Iana Atanassova is associate professor at the Research Centre Lucien Tesnière for Linguistics and Natural Language Processing at the Université de Bourgogne Franche-Comté in France. In 2015 she completed her Habilitation to Direct Research (Habilitation à Diriger des Recherches) in Natural Language Processing at the Université de Franche-Comté titled "Analysis of Scientific Discourse: Applications in Information Retrieval, Information Extraction and Semantic Web". She completed her PhD thesis with honors in the field of Semantic Information Retrieval at Paris-Sorbonne University. She has worked in industry as R&D project manager with the mission of developing a large-scale semantic search engine for open access scientific publications. Her research interests are in the fields of information extraction and semantic information retrieval, semantic annotation using knowledge-based methods and machine-learning, multi-lingual automatic text processing.

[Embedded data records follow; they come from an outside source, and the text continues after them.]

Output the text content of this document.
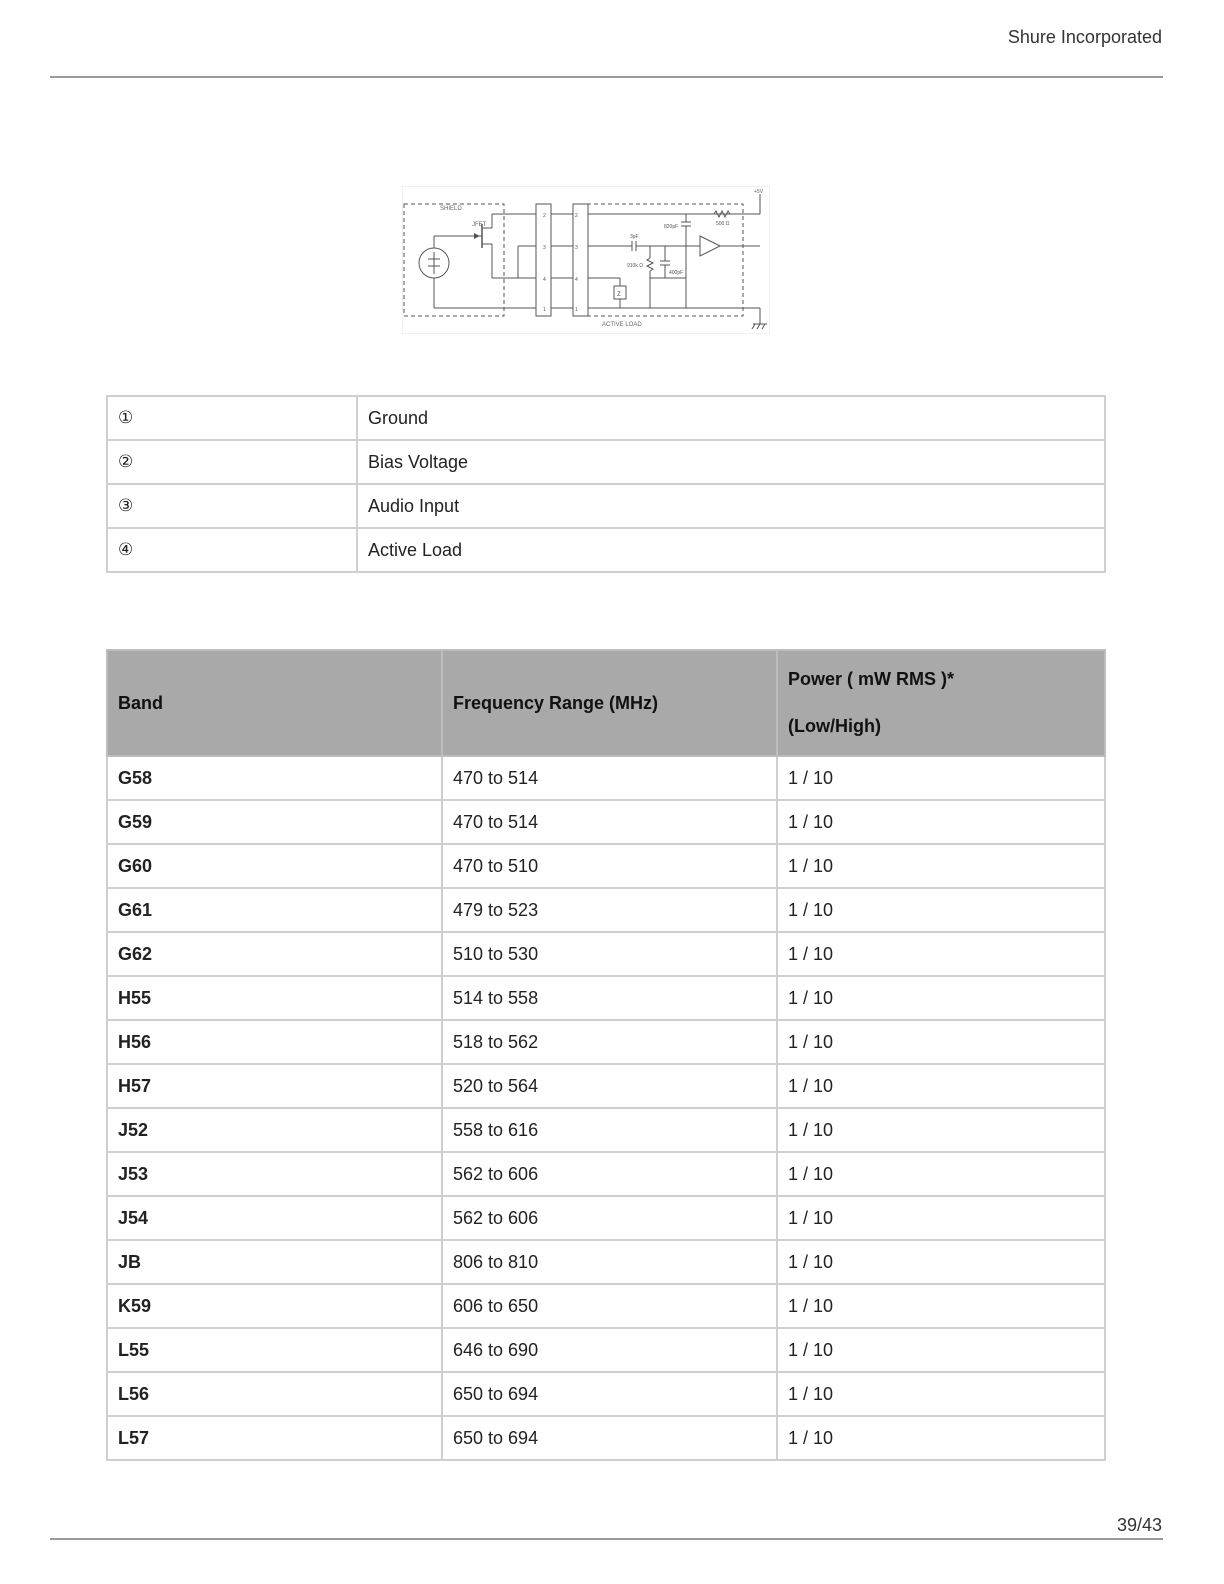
Shure Incorporated
SHIELD
JFET
2
3
4
1
2
3
4
1
ACTIVE LOAD
+5V
500 Ω
820pF
3pF
910k Ω
400pF
Z
①	Ground
②	Bias Voltage
③	Audio Input
④	Active Load
Band	Frequency Range (MHz)	Power ( mW RMS )*
(Low/High)

G58	470 to 514	1 / 10
G59	470 to 514	1 / 10
G60	470 to 510	1 / 10
G61	479 to 523	1 / 10
G62	510 to 530	1 / 10
H55	514 to 558	1 / 10
H56	518 to 562	1 / 10
H57	520 to 564	1 / 10
J52	558 to 616	1 / 10
J53	562 to 606	1 / 10
J54	562 to 606	1 / 10
JB	806 to 810	1 / 10
K59	606 to 650	1 / 10
L55	646 to 690	1 / 10
L56	650 to 694	1 / 10
L57	650 to 694	1 / 10
39/43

Marc Bertin is currently assistant professor at University of Toulouse, France, and associate researcher at the Université du Québec à Montréal, Canada. He obtained his PhD with the highest level of distinction in Mathematics, Computer Science and Applications in Social Sciences at Paris-Sorbonne University. Prior to this, he worked on IT solutions for the Japanese pharmaceutical industry and the National Center for Scientific Research in France. He teaches artificial intelligence, computer sciences, information science and linguistics. His research interests include semantic annotation, artificial intelligence and knowledge extraction applied to information retrieval and digital libraries.